New research establishes a stronger link between fat and dementia. According to a study conducted by The University of Texas Health Science Center at San Antonio (UT Health San Antonio), higher levels of leptin, a hormone that aids in the maintenance of normal body weight, are linked to improved signal-transmitting brain white matter in middle-aged adults.
“The findings support the known role of leptin variations in late-life dementia risk by relating its deficiency with changes in white matter structure, which is an early event in the process of cognitive impairment due to Alzheimer’s disease or vascular dementia,” said Claudia Satizabal, PhD, associate professor at the Glenn Biggs Institute for Alzheimer’s and Neurodegenerative Diseases at UT Health San Antonio.
Satizabal is lead author of the study titled, “Leptin bioavailability and markers of brain atrophy and vascular injury in the middle age,” published in Alzheimer’s & Dementia: The Journal of the Alzheimer’s Association. Other authors also are with the Biggs Institute, as well as Tufts Medical Center in Boston; the Framingham Heart Study; Boston University School of Public Health; University of California-Davis; National and Kapodistrian University of Athens; and Columbia University.
The findings support the known role of leptin variations in late-life dementia risk by relating its deficiency with changes in white matter structure, which is an early event in the process of cognitive impairment due to Alzheimer’s disease or vascular dementia.
Claudia Satizabal
Obesity and Alzheimer’s
Alzheimer’s disease is the major cause of dementia, affecting millions of individuals around the world, according to the study. Increasing data suggests that midlife obesity contributes significantly to the chance of getting the condition.
This has sparked a rising interest in unraveling the processes linking obesity and Alzheimer’s, which may involve vascular, genetic, and metabolic pathways. And research into adipose or fatty tissue has shown considerable results.
Adipose tissue was once thought to be a passive reservoir for energy storage, but it is now considered a part of the endocrine system, secreting a group of bioactive peptides known as adipokines, or cell-signaling molecules that play functional roles in the body’s energy or metabolic status, inflammation, and obesity.
Leptin is an adipokine responsible for central control of food intake and energy homeostasis, and has been implicated in a variety of neurophysiological functions, including brain development, neurogenesis and neuroprotection.
Because of these effects, it has been considered a plausible mechanism in the pathway leading from obesity to Alzheimer’s disease. It is supported by findings tying higher leptin levels to lower risk for incident Alzheimer’s disease and mild cognitive impairment, as well as better structural brain indicators in older adults, the study notes.
Still, studies conducted in younger individuals have not detected associations between leptin and early indicators of brain damage preceding late-life dementia risk. Researchers in the new study at UT Health San Antonio aimed to gain further insights into the potential relationships of leptin with neurodegenerative and cerebrovascular burden.
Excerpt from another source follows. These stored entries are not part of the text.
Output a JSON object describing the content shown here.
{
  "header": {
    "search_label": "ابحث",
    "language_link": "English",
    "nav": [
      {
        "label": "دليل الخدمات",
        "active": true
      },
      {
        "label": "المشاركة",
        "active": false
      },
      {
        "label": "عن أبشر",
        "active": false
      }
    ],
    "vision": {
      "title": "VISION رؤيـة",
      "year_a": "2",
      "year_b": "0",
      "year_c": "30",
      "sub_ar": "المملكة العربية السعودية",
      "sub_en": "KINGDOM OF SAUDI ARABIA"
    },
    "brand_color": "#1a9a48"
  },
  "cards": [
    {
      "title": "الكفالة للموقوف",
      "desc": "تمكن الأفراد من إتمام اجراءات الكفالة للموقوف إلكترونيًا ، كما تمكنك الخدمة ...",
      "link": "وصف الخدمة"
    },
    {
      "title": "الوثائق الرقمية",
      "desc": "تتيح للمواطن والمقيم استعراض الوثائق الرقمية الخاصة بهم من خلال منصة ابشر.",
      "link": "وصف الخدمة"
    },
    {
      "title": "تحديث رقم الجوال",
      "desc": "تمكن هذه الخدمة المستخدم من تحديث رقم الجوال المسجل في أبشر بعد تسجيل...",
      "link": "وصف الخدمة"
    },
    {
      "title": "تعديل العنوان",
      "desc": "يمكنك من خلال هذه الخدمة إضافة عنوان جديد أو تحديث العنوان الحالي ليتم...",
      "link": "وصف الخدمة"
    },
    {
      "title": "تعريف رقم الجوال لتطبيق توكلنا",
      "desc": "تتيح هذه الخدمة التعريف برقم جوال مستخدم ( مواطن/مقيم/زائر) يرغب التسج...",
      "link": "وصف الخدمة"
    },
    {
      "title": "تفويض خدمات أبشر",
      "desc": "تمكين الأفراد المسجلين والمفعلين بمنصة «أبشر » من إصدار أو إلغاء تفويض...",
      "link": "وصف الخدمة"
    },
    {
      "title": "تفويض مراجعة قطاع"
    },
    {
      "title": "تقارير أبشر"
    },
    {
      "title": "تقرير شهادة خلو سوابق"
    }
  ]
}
Specifically, they investigated the associations of leptin markers with cognitive function and magnetic resonance imaging (MRI) measures of brain atrophy and vascular injury in healthy middle-aged adults.
They conducted neuropsychological evaluations of 2,262 cognitively healthy participants from the Framingham Heart Study, a long-term cardiovascular cohort study of residents from Framingham, Massachusetts, spanning three generations and now a project of the National Heart, Lung and Blood Institute, in collaboration with Boston University.
The researchers used enzyme-linked immunosorbent assays to evaluate the amounts of leptin, its soluble leptin receptor, and their ratio, known as the free leptin index, which indicates leptin bioavailability. Standardized techniques were used to obtain cognitive and MRI measurements.
The study discovered a stronger correlation between the soluble leptin receptor and reduced fractional anisotropy, a biomarker of brain white matter integrity, and peak-width skeletonized mean diffusivity, an imaging diagnostic for white matter injury. Similarly, a greater free leptin index was linked to higher fractional anisotropy.
These findings were replicated in a study involving 89 cognitively healthy Hispanic participants from San Antonio by MarkVCID, a consortium of academic medical centers in the United States whose mission is to identify and validate biomarkers for small vessel diseases of the brain that cause vascular contributions to cognitive impairment and dementia.
Overall, the researchers concluded that higher leptin bioavailability was related with superior white matter integrity in healthy middle-aged adults, indicating leptin’s potential neuroprotective function in late-life dementia risk.